According to Nazarian, a single C3 digital kitchen space can support up to eight brands, with each brand able to rake in an estimated $1 million in revenue annually.

"The hotel F&B space is a prime vertical for our digital kitchens," he asserted.

The Graduate Berkeley near the University of California campus will be one of the first to feature a Graduate Food Hall.
The Graduate Berkeley near the University of California campus will be one of the first to feature a Graduate Food Hall.

In late January, C3 announced its first foray into the hotel sector, joining forces with boutique hospitality group Graduate Hotels. Launched in 2014, Graduate has carved out a strong niche in what it calls "university-anchored" markets, with 28 properties currently open in the U.S. and an additional eight hotels, including two in the U.K., set to debut by the end of 2022.

Full-service food and beverage outlets have long been central to the company's strategy, with many Graduate properties housing "destination" restaurant and bar venues as well as outposts of the brand's signature coffee shop, Poindexter. A robust delivery program, however, has long been on its wish list.

"Honestly, as far back as a year and a half ago, we were thinking that delivery could be even be bigger than our standalone destination-dining options," said Graduate Hotels president David Roche-fort. "I've always said, there's nothing more quintessential to the college experience than food delivery. And we're still real estate developers at our core. So, we're always looking at whether we're producing the most revenue per square foot."

Enter Graduate Food Hall, a C3-Graduate alliance billed as a new "delivery-focused, hybrid digital kitchen concept," under which C3 will take over on-premises food service across Graduate's portfolio (Graduate will continue to operate its own bars). 

As part of the Graduate Food Hall rollout, Graduate's hotel kitchens will be converted into multibrand digital kitchens, with each kitchen able to host up to six brands at one time. Graduate and C3 expect to have their first Graduate Food Halls up and running at the Graduate Richmond in Virginia, Graduate Berkeley in California and Graduate Tempe in Arizona within the next few months, with the concept set to expand to the majority of the Graduate Hotels portfolio by the end of this year. 

Each Graduate Food Hall will offer delivery and takeout as well as dine-in options.

"You'll still be able to have that tableside experience, but on your menu, you're going to actually see all of these different concepts and outlets," said 

Rochefort. "And then, obviously, we'll have the virtual component, through which each brand will have its own standalone, local presence."
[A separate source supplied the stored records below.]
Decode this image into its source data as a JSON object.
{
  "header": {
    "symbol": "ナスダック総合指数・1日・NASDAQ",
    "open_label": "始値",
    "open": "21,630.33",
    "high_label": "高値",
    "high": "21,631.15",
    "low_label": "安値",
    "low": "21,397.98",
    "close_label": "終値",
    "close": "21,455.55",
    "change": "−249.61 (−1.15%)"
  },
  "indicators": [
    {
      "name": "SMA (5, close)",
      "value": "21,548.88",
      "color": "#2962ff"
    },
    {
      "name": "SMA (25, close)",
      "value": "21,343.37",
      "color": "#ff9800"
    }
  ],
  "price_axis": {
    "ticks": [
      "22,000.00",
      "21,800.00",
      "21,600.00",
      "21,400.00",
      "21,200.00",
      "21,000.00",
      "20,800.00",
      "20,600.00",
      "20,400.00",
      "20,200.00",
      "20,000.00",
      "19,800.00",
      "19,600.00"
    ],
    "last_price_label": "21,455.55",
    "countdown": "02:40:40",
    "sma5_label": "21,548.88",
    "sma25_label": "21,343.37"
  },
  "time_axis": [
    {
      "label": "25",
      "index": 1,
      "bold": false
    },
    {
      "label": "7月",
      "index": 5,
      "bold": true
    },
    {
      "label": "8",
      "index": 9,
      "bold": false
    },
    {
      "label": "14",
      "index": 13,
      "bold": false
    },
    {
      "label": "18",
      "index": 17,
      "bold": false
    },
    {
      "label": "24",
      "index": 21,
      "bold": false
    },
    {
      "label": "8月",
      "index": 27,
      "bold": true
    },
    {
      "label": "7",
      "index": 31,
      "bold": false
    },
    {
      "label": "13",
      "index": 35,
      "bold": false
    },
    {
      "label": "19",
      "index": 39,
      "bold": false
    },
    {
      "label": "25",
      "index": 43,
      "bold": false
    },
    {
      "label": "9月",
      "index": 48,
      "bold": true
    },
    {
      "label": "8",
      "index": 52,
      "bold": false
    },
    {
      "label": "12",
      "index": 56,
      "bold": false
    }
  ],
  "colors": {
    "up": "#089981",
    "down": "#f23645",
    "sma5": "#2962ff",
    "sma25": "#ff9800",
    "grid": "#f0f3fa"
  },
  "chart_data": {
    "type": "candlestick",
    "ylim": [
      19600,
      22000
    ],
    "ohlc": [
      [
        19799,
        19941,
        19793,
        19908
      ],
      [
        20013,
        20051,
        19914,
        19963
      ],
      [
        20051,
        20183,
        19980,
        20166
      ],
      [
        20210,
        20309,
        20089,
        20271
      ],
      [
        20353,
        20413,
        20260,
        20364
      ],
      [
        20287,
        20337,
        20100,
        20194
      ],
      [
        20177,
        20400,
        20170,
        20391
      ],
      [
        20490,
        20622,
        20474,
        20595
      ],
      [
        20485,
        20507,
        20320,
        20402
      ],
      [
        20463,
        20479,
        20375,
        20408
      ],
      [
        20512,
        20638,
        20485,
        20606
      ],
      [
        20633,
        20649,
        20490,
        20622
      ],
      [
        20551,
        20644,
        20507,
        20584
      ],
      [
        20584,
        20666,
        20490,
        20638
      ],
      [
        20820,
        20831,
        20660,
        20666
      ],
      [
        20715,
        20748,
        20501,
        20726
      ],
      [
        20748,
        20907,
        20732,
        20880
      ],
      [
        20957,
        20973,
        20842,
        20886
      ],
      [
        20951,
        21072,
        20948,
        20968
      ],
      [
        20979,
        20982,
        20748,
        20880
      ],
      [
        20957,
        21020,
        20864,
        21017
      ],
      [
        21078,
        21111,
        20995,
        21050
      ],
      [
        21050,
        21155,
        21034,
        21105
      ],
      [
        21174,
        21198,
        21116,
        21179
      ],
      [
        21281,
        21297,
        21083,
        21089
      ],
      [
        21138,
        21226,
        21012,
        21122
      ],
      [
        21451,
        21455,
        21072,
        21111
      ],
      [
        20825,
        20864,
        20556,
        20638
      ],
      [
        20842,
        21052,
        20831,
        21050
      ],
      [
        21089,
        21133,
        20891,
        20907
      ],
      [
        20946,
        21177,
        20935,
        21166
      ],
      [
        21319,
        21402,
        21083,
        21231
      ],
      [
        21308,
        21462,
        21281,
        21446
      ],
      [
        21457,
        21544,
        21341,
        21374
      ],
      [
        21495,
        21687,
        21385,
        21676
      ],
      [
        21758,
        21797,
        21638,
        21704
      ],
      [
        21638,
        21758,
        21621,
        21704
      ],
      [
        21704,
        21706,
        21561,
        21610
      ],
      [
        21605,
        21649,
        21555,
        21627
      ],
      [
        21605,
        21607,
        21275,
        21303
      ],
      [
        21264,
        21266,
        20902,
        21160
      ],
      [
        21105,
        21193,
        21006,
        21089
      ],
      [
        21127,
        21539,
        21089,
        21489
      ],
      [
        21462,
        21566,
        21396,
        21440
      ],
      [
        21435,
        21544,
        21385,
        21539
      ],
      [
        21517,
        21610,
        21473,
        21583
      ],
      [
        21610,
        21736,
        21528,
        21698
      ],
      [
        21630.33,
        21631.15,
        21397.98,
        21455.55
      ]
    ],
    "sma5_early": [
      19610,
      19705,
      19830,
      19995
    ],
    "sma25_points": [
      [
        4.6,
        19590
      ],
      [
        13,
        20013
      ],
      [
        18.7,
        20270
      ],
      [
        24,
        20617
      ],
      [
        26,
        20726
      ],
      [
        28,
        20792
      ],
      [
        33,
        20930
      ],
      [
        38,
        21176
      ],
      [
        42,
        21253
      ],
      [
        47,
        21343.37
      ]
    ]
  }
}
Graduate Food Hall deliveries will be serviced by third-party vendors. According to Rochefort, having C3 spearhead relationships with third-party delivery apps, many of which have a reputation for charging restaurants high fees, has proven hugely beneficial. 

"C3 negotiates these national contracts with a third party on a scale that is so much larger than ours," said Rochefort. "We were once close to signing our own deal with a third-party app, but the deal that C3 was able to negotiate was probably 35% better than the deal we were going to be able to get."

Meanwhile, C3 is currently in the process of developing its own delivery app, which SBE's Nazarian said will help "streamline" the process, allowing all orders from any C3 brands to be placed on a single ticket and picked up from one location.

Still, despite delivery's significant upside, Nazarian is convinced that C3's dine-in and brick and mortar components are integral to the company's long-term success.

"I don't believe many of these new virtual-only concepts will survive in a 'post-pandemic' world, when delivery stabilizes and restaurateurs shift their focus back to creating memorable in-person experiences," said Nazarian. "Ultimately, personal experience and a connection to a brand is necessary for its survival and longevity."